In a recent case in the US DIstrict Court for the Eastern District in New York, the plaintiff brought a cause of action against Forster & Garbus, alleging that its practice of having a non-attorney contact consumers from an independent call center located in another country, and representing that the caller is a member of
Forster & Garbus LLP, was deceptive and misleading under the
FDCPA. The plaintiff alleged that this practice misrepresented to the consumer that the caller is a member of the firm and is under the direct supervision of an attorney when he is not. The court found that in the subject phone call, the caller made no misrepresentations regarding his identity or the fact that he was not an attorney, and therefore, it was not reasonable for plaintiff to believe otherwise. The caller identified himself as "Mr. Bryant, calling on behalf of
Forster & Garbus," regarding the allegedly delinquent account. "Mr.

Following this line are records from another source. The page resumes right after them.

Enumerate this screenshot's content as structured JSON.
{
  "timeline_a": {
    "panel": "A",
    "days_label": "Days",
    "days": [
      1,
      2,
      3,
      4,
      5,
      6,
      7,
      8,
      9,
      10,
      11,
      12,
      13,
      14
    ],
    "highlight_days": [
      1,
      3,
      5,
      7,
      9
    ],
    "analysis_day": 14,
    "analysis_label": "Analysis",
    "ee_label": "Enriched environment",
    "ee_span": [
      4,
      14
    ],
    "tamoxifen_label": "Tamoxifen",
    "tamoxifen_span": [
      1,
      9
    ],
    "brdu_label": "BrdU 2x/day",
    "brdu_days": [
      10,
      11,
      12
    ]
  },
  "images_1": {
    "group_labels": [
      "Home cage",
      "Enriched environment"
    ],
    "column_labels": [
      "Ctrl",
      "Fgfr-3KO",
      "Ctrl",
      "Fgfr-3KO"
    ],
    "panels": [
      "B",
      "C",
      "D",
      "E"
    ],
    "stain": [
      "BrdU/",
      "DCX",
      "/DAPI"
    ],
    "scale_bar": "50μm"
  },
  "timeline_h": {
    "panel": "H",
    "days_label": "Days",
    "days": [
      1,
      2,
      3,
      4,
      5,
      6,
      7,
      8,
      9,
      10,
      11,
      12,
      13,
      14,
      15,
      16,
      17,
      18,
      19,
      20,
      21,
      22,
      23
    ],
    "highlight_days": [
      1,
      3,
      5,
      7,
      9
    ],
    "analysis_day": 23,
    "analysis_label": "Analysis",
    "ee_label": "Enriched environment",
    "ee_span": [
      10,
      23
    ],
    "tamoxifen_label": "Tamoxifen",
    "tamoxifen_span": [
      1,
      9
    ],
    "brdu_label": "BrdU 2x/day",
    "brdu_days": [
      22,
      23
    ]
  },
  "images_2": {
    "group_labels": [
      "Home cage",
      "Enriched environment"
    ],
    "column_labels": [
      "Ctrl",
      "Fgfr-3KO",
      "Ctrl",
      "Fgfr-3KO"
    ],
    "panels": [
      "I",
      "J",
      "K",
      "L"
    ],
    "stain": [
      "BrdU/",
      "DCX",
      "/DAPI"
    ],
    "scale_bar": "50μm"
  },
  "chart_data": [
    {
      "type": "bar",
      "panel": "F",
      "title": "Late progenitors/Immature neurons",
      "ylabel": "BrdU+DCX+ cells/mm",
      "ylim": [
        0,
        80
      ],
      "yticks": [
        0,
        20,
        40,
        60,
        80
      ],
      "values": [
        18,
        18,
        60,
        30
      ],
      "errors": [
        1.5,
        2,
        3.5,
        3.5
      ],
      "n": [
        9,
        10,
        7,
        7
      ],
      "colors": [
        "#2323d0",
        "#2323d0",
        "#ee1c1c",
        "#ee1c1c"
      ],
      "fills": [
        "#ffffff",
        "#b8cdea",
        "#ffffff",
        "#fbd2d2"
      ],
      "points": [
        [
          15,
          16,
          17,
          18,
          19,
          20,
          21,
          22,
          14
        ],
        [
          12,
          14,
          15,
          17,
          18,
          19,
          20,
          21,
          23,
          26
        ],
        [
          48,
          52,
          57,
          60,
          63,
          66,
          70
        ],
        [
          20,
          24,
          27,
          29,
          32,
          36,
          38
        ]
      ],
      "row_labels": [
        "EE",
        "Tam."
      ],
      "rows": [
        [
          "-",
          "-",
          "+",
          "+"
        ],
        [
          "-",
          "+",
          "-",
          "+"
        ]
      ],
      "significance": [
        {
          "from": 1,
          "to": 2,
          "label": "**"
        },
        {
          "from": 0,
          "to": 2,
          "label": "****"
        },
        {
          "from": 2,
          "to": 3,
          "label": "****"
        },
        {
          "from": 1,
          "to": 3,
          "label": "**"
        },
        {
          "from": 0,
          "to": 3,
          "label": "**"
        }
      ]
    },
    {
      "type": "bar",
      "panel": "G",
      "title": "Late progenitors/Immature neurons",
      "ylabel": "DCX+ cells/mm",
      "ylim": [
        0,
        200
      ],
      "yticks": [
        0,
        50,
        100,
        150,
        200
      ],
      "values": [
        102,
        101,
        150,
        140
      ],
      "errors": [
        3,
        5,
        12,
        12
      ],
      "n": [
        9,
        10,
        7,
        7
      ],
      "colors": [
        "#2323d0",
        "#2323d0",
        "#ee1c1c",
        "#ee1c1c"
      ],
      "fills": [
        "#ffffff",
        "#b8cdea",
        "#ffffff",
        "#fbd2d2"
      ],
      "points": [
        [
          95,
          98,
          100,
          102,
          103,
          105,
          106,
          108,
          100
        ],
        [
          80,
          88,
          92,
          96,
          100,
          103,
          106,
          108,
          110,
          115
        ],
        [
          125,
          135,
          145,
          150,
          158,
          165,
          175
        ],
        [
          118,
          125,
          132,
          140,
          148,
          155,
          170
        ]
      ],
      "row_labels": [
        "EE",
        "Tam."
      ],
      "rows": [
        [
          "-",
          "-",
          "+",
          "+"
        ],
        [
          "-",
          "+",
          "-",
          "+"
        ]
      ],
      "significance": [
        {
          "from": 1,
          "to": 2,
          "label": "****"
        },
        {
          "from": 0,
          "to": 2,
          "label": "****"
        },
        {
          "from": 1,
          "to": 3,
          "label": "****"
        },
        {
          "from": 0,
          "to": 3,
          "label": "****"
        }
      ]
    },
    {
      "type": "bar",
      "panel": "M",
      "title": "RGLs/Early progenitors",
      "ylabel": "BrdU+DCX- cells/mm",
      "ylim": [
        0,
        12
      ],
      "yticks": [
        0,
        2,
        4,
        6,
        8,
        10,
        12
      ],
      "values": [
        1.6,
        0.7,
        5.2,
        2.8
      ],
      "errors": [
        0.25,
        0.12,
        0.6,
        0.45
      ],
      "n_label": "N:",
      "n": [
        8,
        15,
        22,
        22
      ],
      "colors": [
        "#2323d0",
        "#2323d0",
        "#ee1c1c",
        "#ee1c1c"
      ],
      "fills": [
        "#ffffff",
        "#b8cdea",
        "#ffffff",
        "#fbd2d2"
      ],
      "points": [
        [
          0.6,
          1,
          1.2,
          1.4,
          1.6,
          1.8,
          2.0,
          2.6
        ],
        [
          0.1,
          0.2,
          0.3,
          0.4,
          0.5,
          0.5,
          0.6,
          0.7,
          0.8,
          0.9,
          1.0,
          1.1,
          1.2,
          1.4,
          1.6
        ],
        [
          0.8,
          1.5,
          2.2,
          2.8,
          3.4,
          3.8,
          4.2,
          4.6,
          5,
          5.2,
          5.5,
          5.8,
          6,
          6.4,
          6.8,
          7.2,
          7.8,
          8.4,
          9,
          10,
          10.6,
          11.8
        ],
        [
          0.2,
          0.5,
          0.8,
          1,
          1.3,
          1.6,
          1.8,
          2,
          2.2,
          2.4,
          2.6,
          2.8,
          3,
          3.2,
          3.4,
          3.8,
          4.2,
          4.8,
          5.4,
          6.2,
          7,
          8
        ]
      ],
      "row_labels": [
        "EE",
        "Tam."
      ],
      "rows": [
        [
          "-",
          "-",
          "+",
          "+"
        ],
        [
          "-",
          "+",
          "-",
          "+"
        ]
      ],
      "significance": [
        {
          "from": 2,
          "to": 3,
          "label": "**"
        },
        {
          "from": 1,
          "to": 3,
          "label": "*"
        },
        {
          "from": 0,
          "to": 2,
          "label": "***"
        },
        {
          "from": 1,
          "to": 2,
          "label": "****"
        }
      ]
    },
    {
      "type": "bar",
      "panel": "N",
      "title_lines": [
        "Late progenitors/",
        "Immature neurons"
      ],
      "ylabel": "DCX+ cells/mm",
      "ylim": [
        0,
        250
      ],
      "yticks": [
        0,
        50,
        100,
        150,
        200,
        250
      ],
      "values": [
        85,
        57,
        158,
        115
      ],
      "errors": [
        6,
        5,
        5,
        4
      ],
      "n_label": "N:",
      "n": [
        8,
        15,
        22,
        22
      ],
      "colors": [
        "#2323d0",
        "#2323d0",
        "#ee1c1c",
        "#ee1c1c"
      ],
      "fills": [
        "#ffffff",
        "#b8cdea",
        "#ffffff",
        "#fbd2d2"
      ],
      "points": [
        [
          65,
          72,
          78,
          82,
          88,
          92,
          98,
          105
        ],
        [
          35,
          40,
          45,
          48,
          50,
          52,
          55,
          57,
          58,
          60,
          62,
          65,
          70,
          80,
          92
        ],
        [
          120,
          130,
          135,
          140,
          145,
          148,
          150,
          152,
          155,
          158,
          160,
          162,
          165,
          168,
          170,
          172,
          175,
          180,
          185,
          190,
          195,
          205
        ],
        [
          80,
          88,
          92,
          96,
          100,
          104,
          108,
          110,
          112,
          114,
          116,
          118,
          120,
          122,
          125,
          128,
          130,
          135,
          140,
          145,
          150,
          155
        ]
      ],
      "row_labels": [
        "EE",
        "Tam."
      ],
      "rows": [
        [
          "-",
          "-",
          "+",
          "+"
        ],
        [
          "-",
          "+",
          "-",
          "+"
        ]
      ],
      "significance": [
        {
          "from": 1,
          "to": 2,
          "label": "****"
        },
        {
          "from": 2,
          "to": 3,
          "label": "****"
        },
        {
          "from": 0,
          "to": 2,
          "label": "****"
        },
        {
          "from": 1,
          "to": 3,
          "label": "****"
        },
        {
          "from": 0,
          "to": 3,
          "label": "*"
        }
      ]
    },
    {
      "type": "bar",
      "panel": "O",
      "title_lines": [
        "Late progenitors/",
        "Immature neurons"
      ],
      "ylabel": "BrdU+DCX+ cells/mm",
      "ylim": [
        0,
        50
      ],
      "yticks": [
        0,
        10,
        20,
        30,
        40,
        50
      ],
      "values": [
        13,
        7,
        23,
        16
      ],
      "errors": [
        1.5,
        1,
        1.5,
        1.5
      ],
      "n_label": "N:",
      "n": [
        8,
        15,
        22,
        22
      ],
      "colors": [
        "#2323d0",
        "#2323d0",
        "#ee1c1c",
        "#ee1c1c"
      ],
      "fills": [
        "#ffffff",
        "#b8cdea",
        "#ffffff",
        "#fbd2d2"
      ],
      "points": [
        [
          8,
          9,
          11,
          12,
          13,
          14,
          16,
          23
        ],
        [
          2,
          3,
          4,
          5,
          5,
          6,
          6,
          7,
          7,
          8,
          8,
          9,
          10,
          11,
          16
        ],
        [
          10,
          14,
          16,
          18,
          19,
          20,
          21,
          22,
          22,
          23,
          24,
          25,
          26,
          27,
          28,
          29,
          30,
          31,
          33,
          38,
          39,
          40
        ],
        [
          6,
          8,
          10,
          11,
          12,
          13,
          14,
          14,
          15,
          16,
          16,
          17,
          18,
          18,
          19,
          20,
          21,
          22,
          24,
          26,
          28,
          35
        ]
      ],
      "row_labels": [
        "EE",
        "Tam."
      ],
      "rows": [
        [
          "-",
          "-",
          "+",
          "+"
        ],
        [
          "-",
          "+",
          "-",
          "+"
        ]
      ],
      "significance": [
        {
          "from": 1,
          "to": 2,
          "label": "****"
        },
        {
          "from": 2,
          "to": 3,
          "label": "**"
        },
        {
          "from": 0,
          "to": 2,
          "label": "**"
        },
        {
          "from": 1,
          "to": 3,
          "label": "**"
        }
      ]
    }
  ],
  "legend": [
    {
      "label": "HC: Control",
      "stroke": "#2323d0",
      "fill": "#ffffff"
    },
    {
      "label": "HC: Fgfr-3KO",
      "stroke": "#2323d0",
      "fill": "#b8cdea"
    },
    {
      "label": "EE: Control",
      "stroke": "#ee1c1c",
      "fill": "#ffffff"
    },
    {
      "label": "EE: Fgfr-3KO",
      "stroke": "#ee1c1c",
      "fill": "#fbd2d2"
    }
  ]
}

Bryant" went on to indicate that there was a good offer available to settle the account, but at no time did he suggest he was an attorney.
The FDCPA prohibits the use of any "false, deceptive, or misleading representation or means in connection with the collection of any debt." (See 15 USC § 1692e.) In order to determine whether the FDCPA has been violated, a court must view the conduct in question objectively, from the perspective of the "least sophisticated consumer." This standard protects the naïve and credulous consumers, as well as the shrewd.
Ultimately, the court found that while Bryant stated he was calling "on behalf of Forster & Garbus," he did not state or imply that he was himself an attorney, and the plaintiff offered no support for the proposition that the
FDCPA prohibits a non-attorney from contacting debtors on an attorney's behalf. In fact, non-attorney collectors primarily make initial phone calls from collection agencies or law firms. Further, Bryant's mention of a settlement also did not imply that he was an attorney. Because there was no reasonable basis for a consumer to conclude from the mention of the possibility of settlement that Bryant was an attorney representing the creditor, the phone call was held not to be deceptive or misleading, and the plaintiff's complaint was dismissed.
The court also found that order for the plaintiff to prevail in this case, it would likely have had to show that Bryant somehow implied that he was an attorney, or that he had the same authority to settle or otherwise negotiate as any attorney would.
Nicholson v. Forster & Garbus LLP, 2013 U.S. Dist. LEXIS 71856; 2013 WL 2237554.